Dossier : IMM-2397-11

Référence : 2011 CF 1394

[TRADUCTION FRANÇAISE CERTIFIÉE, NON RÉVISÉE]

Montréal (Québec), le 30 novembre 2011

En présence de monsieur le juge Shore

 

 

ENTRE :

 

DAVID BURJANADZE

 

 

 

demandeur

 

et

 

 

LE MINISTRE DE LA CITOYENNETÉ ET DE L’IMMIGRATION

 

 

 

défendeur

 

 

 

 

 

MOTIFS DU JUGEMENT ET JUGEMENT

 

I. Introduction

[1]               Le demandeur, M. David Burjanadze, est âgé de 37 ans et est un citoyen de la Géorgie, originaire de la ville de Tbilisi.

 

[2]               À l’appui de sa demande, M. Burjanadze allègue être ciblé par des criminels liés à la police géorgienne qui cherchent à le tuer, parce que le demandeur serait un témoin important d’un meurtre qu’ils auraient commis en janvier 2005.

[3]               M. Burjanadze aurait quitté la Géorgie en janvier 2006 pour se rendre en Espagne.

 

[4]               Le 4 juillet 2008, M. Burjanadze a utilisé un « faux » passeport israélien (mais, selon l’analyse de l’Agence des services frontaliers, pièce M‑1, il est [traduction] « probablement authentique »; cependant, il a été modifié [traduction] « de manière significative »; le passeport porte le nom de Vyacheslav Lvov, né en URSS le 2 octobre 1977; date de délivrance : 27 juillet 2006; date d’expiration : 26 juillet 2011; numéro de passeport : 11719795).

 

[5]               M. Burjanadze s’est ensuite envolé pour le Canada, où il a présenté une demande d’asile.

 

[6]               La Commission a estimé qu’il était peu vraisemblable que M. Burjanadze n’ait pu fournir aucun document officiel établissant sa résidence en Géorgie après 1995 (Aguebor c Canada (Ministre de l’Emploi et de l’Immigration) (1993), 160 NR 315 (CAF); Singh c Canada (Ministre de la Citoyenneté et de l’Immigration), 2007 CF 62, au paragraphe 21).

 

II. La procédure judiciaire

[7]               Il s’agit d’une demande de contrôle judiciaire de la décision de la Section de la protection des réfugiés de la Commission de l’immigration et du statut de réfugié (la Commission), rendue le 9 mai 2011, dans laquelle on a conclu que le demandeur n’était ni un « réfugié au sens de la Convention » ni « une personne à protéger », au sens des articles 96 et 97 de la Loi sur l’immigration et la protection des réfugiés, LC 2001, c 27 [la LIPR].

 

III. La décision faisant l’objet du présent contrôle

[8]               M. Burjanadze n’a pas démontré qu’il résidait en Géorgie lorsqu’il avait, selon ce qu’il allègue, surpris les propos des criminels admettant avoir tué son ami.

 

[9]               M. Burjanadze n’a pas démontré qu’il était ciblé par ces criminels, ni qu’il le serait, six ans plus tard, s’il devait retourner dans son pays.

 

[10]           La Commission a conclu que les allégations de M. Burjanadze concernant l’incident en Géorgie étaient inventées et a donc conclu qu’il n’avait pas démontré qu’il existait une possibilité sérieuse de persécution pour l’un des motifs prévus dans la Convention.

 

IV. La question en litige

[11]           La décision de la Commission est‑elle raisonnable?

 

[12]           La décision de la Commission est raisonnable.
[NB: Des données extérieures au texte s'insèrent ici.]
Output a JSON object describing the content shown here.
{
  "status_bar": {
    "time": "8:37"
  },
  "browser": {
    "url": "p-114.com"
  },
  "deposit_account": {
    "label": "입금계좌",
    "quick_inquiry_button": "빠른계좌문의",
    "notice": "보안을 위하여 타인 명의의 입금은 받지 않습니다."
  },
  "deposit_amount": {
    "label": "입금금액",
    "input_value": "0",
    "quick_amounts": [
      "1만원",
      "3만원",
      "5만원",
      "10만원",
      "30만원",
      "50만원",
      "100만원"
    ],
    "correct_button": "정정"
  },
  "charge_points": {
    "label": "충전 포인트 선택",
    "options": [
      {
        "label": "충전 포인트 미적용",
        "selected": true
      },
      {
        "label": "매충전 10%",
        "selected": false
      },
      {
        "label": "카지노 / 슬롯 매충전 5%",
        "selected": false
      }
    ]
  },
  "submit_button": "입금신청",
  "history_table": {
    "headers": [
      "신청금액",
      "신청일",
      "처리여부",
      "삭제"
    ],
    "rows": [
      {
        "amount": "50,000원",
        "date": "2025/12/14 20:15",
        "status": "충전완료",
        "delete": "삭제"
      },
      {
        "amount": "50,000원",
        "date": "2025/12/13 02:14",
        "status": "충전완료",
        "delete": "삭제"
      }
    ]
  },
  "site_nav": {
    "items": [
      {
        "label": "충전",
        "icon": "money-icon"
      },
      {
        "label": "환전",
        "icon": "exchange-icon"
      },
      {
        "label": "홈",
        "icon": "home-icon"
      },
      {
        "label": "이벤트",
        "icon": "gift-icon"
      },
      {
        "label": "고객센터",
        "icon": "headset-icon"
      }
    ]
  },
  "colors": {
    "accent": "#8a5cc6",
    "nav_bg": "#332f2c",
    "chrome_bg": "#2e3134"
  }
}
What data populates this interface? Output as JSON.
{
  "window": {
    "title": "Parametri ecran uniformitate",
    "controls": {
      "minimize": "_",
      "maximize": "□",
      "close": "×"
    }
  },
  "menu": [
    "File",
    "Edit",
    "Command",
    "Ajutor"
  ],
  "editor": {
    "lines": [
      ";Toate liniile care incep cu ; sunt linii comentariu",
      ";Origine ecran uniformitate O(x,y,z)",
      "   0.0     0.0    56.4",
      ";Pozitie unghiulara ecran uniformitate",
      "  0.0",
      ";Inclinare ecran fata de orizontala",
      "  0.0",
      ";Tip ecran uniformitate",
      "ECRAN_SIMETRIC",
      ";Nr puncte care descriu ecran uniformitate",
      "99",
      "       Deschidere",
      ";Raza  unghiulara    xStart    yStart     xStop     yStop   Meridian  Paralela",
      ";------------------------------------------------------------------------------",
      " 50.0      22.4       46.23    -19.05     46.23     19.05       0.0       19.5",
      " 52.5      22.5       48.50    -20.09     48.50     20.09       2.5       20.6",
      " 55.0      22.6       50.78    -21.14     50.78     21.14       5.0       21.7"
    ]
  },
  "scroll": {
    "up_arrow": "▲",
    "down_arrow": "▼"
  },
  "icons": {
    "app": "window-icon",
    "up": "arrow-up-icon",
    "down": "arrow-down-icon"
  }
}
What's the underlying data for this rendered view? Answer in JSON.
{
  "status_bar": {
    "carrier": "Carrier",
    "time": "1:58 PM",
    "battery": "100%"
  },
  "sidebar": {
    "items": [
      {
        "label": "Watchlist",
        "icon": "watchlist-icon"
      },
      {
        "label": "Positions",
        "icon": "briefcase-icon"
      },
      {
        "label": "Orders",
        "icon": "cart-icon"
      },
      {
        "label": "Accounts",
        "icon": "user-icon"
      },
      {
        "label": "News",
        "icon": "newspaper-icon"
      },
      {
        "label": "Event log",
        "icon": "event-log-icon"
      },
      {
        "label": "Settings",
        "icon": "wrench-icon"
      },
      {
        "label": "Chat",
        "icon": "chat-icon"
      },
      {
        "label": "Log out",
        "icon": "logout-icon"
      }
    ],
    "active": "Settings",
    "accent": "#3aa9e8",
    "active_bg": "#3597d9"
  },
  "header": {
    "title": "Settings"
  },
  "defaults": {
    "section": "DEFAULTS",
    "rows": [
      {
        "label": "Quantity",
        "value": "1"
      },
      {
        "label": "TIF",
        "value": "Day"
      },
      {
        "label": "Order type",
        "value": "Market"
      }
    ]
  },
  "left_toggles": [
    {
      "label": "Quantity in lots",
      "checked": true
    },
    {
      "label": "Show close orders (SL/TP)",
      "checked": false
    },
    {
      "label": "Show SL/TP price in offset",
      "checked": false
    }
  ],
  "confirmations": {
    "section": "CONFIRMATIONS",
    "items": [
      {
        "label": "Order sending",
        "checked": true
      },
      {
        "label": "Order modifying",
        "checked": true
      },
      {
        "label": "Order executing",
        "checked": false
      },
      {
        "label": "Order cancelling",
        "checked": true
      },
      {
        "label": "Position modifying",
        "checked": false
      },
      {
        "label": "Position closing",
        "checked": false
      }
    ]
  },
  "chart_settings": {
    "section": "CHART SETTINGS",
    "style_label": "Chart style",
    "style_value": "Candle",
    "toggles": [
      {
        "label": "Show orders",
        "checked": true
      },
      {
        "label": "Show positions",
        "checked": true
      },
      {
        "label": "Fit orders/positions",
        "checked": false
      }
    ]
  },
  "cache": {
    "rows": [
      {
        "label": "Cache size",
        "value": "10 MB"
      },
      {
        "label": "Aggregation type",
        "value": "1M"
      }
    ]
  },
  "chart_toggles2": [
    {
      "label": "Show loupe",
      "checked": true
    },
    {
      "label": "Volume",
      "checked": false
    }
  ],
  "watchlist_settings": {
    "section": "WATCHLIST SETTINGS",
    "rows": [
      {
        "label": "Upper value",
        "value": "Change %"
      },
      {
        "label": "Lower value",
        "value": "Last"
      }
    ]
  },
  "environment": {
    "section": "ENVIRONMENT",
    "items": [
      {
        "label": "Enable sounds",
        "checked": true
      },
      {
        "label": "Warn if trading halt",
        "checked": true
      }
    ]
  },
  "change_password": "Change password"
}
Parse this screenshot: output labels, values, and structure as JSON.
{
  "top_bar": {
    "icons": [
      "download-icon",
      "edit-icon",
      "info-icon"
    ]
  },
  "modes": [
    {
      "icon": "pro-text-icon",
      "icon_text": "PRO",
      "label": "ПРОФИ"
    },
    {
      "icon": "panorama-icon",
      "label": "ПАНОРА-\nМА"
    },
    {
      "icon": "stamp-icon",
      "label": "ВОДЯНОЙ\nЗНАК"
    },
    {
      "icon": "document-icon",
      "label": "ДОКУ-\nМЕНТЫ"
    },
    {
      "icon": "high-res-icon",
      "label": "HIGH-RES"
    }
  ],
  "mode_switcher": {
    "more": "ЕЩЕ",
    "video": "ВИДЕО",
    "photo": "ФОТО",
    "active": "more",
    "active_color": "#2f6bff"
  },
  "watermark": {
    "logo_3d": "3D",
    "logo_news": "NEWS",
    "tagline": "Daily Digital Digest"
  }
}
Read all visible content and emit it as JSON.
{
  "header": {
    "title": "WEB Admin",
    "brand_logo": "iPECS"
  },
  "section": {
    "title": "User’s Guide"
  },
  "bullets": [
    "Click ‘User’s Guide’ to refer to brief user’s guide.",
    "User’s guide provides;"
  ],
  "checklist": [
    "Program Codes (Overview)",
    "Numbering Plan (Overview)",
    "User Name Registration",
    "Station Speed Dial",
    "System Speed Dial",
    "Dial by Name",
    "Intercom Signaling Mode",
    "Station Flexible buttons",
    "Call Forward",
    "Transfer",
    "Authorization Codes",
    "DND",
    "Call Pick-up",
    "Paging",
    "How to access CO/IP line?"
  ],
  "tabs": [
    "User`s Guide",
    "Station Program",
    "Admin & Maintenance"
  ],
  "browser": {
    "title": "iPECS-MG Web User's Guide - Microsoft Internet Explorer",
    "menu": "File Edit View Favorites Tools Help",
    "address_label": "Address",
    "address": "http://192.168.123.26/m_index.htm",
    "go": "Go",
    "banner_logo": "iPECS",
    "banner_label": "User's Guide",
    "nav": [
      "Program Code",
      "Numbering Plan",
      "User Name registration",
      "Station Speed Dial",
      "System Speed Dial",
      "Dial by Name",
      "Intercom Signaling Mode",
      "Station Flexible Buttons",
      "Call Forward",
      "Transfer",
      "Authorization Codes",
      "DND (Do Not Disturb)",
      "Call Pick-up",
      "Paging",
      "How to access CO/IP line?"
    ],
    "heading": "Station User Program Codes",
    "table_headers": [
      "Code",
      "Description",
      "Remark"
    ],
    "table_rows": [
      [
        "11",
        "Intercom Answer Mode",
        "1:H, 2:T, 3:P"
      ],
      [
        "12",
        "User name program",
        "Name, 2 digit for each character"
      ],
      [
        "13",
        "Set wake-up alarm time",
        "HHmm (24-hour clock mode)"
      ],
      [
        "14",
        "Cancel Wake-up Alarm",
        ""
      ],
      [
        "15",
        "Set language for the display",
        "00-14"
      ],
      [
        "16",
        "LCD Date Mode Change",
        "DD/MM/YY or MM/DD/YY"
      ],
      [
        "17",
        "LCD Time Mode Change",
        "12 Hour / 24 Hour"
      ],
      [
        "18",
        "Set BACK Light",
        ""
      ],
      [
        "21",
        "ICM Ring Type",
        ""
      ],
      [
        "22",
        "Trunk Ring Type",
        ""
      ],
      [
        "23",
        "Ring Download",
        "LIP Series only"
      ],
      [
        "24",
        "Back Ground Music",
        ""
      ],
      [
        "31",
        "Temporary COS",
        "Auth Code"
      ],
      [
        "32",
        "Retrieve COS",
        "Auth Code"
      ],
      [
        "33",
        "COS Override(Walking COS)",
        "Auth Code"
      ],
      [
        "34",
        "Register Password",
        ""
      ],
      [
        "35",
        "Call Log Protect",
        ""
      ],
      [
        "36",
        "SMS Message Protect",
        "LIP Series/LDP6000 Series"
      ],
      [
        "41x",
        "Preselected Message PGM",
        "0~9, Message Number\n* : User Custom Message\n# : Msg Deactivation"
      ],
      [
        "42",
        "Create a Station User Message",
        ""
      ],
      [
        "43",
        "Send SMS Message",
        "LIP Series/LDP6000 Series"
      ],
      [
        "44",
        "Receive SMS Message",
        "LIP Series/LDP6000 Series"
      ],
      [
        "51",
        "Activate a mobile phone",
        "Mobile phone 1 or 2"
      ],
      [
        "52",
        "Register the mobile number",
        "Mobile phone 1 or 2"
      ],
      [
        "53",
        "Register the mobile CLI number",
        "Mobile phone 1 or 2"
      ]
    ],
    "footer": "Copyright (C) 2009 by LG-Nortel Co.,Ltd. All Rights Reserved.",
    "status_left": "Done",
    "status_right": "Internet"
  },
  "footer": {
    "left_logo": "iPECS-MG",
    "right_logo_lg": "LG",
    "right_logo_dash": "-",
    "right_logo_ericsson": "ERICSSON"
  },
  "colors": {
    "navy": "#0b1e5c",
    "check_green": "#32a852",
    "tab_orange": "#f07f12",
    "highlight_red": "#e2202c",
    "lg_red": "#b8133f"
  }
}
La Cour, par conséquent, accepte la position du défendeur.

 

V. La norme de contrôle

[13]           Les conclusions quant à la crédibilité sont de nature factuelle et relèvent clairement de la Commission; la norme de contrôle applicable est donc la raisonnabilité, et, en l’espèce, la décision de la Commission justifie un haut degré de retenue (Dunsmuir c Nouveau‑Brunswick, 2008 CSC 9, [2008] 1 RCS 190, aux paragraphes 47, 51 et 53).

 

VI. Analyse

[14]           Il ressort du dossier dont dispose la Cour que M. Burjanadze a passé un certain temps en prison, puisqu’il est allégué qu’il aurait été impliqué, involontairement, en tant que passeur, dans une opération criminelle.

 

[15]           La Commission a conclu que M. Burjanadze n’était pas crédible et a fait remarquer ce qui suit :

a)      le demandeur a été vague lorsqu’il fut questionné au sujet de son voyage de la Géorgie à l’Espagne ou de l’Espagne au Canada;

b)      il s’est montré équivoque lorsqu’il fut questionné sur ce qui s’était passé en Géorgie en 2005 et en 2006;

c)      il n’a pas pu expliquer ce qu’il avait fait en Espagne pendant deux ans;

d)      il n’a pas pu répondre à la question de savoir s’il avait quitté l’Espagne en 2005 ou en 2006;

e)      il a hésité au moment de fournir des dates concernant les faits qui étaient survenus après le meurtre allégué d’un ami prétendu;

f)        il s’est contredit au sujet du métier qu’il avait exercé; il a déclaré avoir été mécanicien avant ses problèmes allégués, pour ensuite changer sa déclaration initiale et affirmer avoir été sans emploi et avoir bénéficié du soutien de sa mère.

 

[16]           La Commission avait le droit de tirer des inférences défavorables quant à la qualité du témoignage de M. Burjanadze (Jarada c Canada (Ministre de la Citoyenneté et de l’Immigration), 2005 CF 409, au paragraphe 18).

 

[17]           La Commission avait le droit de demander des documents indépendants, tels que des relevés de compte bancaire ou des factures de téléphone cellulaire, de 2005 ou 2006, pour corroborer l’allégation de la présence de M. Burjanadze en Géorgie au cours de ces années‑là; cela est significatif, puisque les documents d’abord présentés par M. Burjanadze concernaient les années 1994 et 1995 (Sinnathamby c Canada (Ministre de la Citoyenneté et de l’Immigration), 2001 CFPI 473, au paragraphe 24; Encinas c Canada (Ministre de la Citoyenneté et de l’Immigration), 2006 CF 61, au paragraphe 28).

 

[18]           La Commission a estimé qu’il était peu vraisemblable que M. Burjanadze n’ait pu fournir aucun document officiel établissant sa résidence en Géorgie après 1995 (Aguebor, précité; Singh, précitée).

 

[19]           Selon l’article 7 des Règles de la Section de la protection des réfugiés, DORS/2002-228, un demandeur doit déployer les efforts nécessaires afin de fournir à la Commission tout élément de preuve disponible à l’appui de ses déclarations et donner des explications satisfaisantes quant à la preuve manquante à laquelle on aurait pu raisonnablement s’attendre.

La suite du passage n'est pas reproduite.